La quinta palazzina di Campomoro:
dopo sei anni di indagine chieste
sette assoluzioni per tenuità del fatto
restano però fuori la Rinaldi e Vagni

La quinta palazzina di Campomoro: dopo sei anni di indagine chieste sette assoluzioni per tenuità del fatto restano però fuori la Rinaldi e Vagni
2 Minuti di Lettura
Venerdì 11 Maggio 2018, 07:59 - Ultimo aggiornamento: 14:05
RIETI - I passaggi urbanistici che hanno accompagnato la progettata costruzione della quinta palazzina di via Belvedere, a Campomoro - combattuta dai residenti della zona con denunce penali e ricorsi amministrativi – hanno presentato profili di dolo e illeicità ma, alla resa dei conti, non sufficienti da motivare la richiesta di condanna dei presunti responsabili.

LA REQUISITORIA
E’ l’esito della requisitoria con la quale il pubblico ministero Lorenzo Francia ha sintetizzato sei anni di indagini, perizie e un lungo processo nato da un’inchiesta archiviata e poi riaperta in seguito al rinnovo del permesso per costruire, rilasciato nel 2007 dall’ufficio Urbanistica del Comune e considerato illegittimo – ma non sul piano amministrativo dal Tar e dal Consiglio di Stato - chiedendo l’assoluzione per «la particolare tenuità del fatto» di due dei nove imputati rinviati a giudizio.

FORMULA BENEVOLA
Formula benevola, introdotta dal codice nel 2015, in prevalenza applicata per piccoli furti, truffe di lieve entità e altri reati di limitata offensività, che ha trovato applicazione nella vicenda in cui l’ex dirigente dell’urbanistica Manuela Rinaldi, il geometra comunale Luciano Vagni, il tecnico istruttore Alessandro Paolucci, i fratelli Emiliano ed Emanuele Fagiani (autori del progetto), Vincenzo Strinati (amministratore della società Alfabelvedere, proprietaria del lotto incriminato poi venduto per 500 mila euro alla Immobiliare Oram degli imprenditori Roberto Colapicchioni e Maurizio Quintili), sono accusati di abuso d’ufficio per il rilascio della concessione necessaria alla costruzione della palazzina. Esclusi Rinaldi e Vagni, per gli altri coimputati il pm ha sollecitato l’assoluzione «perché il fatto non sussiste» o «non costituisce reato», e la prescrizione per le contravvenzioni edilizie.

LE DIFESE DEGLI IMPUTATI
Le difese la considerano una mezza vittoria, in attesa della sentenza del tribunale prevista per luglio, e la dimostrazione per gli avvocati Cristina Rosati, Andrea Vella, Antonio e Federico Belloni, Mariella Cari e Anna Maria Barbante, che nessun abuso è stato commesso a Campomoro, dove l’accusa ha sostenuto che una piccola superficie (alcuni metri) di una particella catastale interessata dall’intervento ricadeva in zona boscata (il perito Antonio Pilati che aveva certificato l’inesistenza del vincolo deve rispondere di falso, ma anche per lui è stata chiesta l’assoluzione) e per costruirci occorreva l’autorizzazione della Regione, risultata mancante.
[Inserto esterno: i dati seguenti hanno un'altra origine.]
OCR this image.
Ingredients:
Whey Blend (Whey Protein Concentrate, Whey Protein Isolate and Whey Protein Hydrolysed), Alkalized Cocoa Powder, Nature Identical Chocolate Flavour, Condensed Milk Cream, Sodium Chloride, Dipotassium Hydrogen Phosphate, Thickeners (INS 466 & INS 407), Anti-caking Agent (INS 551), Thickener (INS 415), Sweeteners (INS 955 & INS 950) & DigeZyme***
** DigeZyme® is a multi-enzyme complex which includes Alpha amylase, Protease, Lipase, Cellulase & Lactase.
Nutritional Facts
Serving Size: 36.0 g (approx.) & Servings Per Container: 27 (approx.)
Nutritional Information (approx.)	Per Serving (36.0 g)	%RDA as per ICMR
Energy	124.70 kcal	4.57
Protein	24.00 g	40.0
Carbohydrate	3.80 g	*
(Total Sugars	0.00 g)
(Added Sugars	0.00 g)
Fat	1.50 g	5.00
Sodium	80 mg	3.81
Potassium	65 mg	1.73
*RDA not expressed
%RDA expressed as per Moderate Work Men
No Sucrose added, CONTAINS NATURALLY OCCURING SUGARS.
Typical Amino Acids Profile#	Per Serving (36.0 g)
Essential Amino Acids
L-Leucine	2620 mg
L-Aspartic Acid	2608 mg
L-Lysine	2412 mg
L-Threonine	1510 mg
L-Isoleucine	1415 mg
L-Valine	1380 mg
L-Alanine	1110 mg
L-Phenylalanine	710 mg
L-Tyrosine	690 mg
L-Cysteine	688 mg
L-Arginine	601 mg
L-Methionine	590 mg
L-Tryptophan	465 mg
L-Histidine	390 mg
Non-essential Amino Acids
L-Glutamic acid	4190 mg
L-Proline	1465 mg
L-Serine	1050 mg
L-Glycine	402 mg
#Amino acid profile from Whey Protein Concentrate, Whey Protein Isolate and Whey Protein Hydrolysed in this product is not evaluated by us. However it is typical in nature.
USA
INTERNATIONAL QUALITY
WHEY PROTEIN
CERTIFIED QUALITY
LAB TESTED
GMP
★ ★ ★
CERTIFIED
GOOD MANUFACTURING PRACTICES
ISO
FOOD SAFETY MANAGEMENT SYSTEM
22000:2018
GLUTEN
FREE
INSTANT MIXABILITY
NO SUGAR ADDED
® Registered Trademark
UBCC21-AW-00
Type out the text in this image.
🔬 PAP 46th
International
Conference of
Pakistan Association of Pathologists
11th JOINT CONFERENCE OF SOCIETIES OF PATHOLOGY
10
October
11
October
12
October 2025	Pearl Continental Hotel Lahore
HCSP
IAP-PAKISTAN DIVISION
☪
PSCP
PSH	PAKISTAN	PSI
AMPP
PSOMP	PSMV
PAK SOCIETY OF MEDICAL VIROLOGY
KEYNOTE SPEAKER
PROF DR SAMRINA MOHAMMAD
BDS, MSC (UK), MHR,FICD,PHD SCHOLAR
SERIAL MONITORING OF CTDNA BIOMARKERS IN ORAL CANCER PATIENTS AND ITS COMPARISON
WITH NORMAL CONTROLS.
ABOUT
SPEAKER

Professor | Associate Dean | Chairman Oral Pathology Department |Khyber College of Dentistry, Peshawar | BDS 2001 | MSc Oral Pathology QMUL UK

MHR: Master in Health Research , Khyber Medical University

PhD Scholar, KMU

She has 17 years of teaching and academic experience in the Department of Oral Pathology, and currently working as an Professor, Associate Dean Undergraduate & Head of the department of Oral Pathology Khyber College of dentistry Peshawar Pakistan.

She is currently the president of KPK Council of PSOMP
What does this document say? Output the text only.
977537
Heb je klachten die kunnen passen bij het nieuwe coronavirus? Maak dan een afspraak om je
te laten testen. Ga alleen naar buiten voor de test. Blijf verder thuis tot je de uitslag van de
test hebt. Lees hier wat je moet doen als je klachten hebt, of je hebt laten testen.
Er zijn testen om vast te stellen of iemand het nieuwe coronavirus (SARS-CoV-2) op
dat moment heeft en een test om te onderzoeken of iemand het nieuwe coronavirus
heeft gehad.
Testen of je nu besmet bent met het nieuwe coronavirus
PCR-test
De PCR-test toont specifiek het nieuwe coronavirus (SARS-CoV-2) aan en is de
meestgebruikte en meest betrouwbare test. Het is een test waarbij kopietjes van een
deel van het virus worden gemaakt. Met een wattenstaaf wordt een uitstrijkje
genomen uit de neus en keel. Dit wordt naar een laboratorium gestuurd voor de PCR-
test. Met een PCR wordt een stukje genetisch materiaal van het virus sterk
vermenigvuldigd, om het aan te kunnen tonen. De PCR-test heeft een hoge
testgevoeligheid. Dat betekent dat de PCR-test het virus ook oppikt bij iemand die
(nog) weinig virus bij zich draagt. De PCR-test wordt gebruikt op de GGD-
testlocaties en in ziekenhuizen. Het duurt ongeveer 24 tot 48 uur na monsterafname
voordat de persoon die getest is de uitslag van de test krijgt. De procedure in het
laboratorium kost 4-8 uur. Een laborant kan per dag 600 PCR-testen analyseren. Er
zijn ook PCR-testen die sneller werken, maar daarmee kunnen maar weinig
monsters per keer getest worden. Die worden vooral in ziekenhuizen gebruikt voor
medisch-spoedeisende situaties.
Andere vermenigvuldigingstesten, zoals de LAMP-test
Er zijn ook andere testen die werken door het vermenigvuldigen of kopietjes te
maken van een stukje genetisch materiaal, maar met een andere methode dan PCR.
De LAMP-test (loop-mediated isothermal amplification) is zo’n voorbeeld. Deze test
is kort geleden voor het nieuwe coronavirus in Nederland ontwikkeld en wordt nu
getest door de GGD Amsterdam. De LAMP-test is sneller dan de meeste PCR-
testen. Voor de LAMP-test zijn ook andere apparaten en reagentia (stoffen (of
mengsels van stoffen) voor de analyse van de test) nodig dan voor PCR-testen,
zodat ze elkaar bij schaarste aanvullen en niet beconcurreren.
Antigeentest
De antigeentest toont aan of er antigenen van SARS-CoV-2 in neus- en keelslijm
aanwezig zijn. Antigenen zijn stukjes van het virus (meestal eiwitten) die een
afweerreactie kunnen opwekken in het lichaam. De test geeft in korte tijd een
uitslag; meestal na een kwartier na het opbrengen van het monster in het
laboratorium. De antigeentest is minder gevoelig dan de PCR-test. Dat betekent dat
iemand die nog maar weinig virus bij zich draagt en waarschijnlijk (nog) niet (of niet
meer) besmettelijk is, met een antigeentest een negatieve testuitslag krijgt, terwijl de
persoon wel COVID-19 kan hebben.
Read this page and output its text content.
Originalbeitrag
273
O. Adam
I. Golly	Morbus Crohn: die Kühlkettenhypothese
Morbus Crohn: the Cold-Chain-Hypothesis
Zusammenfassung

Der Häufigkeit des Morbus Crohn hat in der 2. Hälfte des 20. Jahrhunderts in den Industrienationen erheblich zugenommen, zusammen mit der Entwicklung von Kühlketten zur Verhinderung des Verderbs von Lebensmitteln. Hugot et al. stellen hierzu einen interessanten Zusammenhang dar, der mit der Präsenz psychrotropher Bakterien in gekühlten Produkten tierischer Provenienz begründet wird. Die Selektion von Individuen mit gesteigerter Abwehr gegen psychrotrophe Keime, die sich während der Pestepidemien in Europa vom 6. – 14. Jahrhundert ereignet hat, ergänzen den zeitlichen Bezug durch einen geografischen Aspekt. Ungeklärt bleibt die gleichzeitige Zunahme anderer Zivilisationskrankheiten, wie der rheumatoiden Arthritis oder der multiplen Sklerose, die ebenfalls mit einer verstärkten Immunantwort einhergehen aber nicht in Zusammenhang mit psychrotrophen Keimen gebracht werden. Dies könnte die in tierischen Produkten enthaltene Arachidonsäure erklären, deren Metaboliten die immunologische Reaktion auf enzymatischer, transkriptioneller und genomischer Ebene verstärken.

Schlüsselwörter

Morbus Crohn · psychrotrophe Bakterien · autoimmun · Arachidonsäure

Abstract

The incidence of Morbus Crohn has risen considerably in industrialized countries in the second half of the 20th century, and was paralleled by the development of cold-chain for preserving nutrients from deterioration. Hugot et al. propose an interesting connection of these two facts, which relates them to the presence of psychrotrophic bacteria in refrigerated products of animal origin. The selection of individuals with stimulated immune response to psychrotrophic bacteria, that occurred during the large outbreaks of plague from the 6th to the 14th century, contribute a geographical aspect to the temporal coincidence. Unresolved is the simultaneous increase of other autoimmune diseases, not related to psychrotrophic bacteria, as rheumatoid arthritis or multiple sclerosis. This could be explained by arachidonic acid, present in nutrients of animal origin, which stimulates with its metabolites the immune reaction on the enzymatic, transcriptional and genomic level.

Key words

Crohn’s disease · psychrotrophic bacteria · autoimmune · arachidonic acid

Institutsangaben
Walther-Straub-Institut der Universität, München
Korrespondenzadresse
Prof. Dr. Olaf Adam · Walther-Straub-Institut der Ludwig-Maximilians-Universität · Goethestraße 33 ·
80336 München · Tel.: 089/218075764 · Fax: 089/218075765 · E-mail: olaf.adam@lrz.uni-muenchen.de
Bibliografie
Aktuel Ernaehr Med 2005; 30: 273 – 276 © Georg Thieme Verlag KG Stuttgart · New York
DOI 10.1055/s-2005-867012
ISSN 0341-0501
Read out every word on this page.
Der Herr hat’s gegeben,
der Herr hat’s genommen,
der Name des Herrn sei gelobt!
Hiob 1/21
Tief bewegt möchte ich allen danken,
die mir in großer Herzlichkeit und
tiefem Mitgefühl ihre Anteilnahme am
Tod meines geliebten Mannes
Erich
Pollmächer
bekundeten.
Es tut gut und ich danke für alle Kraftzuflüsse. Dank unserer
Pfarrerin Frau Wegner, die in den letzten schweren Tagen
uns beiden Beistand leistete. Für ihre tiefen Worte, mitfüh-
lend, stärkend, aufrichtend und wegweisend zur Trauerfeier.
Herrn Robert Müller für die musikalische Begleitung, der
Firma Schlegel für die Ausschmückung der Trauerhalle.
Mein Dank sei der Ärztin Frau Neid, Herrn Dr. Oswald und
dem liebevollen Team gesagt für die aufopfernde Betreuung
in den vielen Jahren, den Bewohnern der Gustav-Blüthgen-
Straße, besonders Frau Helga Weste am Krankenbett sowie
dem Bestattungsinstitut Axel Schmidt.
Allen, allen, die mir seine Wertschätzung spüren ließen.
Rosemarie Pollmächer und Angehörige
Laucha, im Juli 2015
Area in cui, peraltro, la Oram aveva rinunciato a realizzare un portico in superficie, limitandosi a progettare dei garage interrati senza cubatura esterna, ma secondo la procura sarebbe stata necessaria ugualmente l’approvazione di un progetto da parte del Comune. Processo in cui le consulenze non hanno contribuito a fare completa chiarezza sui diversi aspetti (la perizia del tecnico incaricato dal gip ha comunque escluso l’esistenza dell’area boscata), come neppure le testimonianze rese in aula da chi condusse le indagini. Alla fine, verrebbe da dire, tanto rumore per nulla. Si saprà tra due mesi.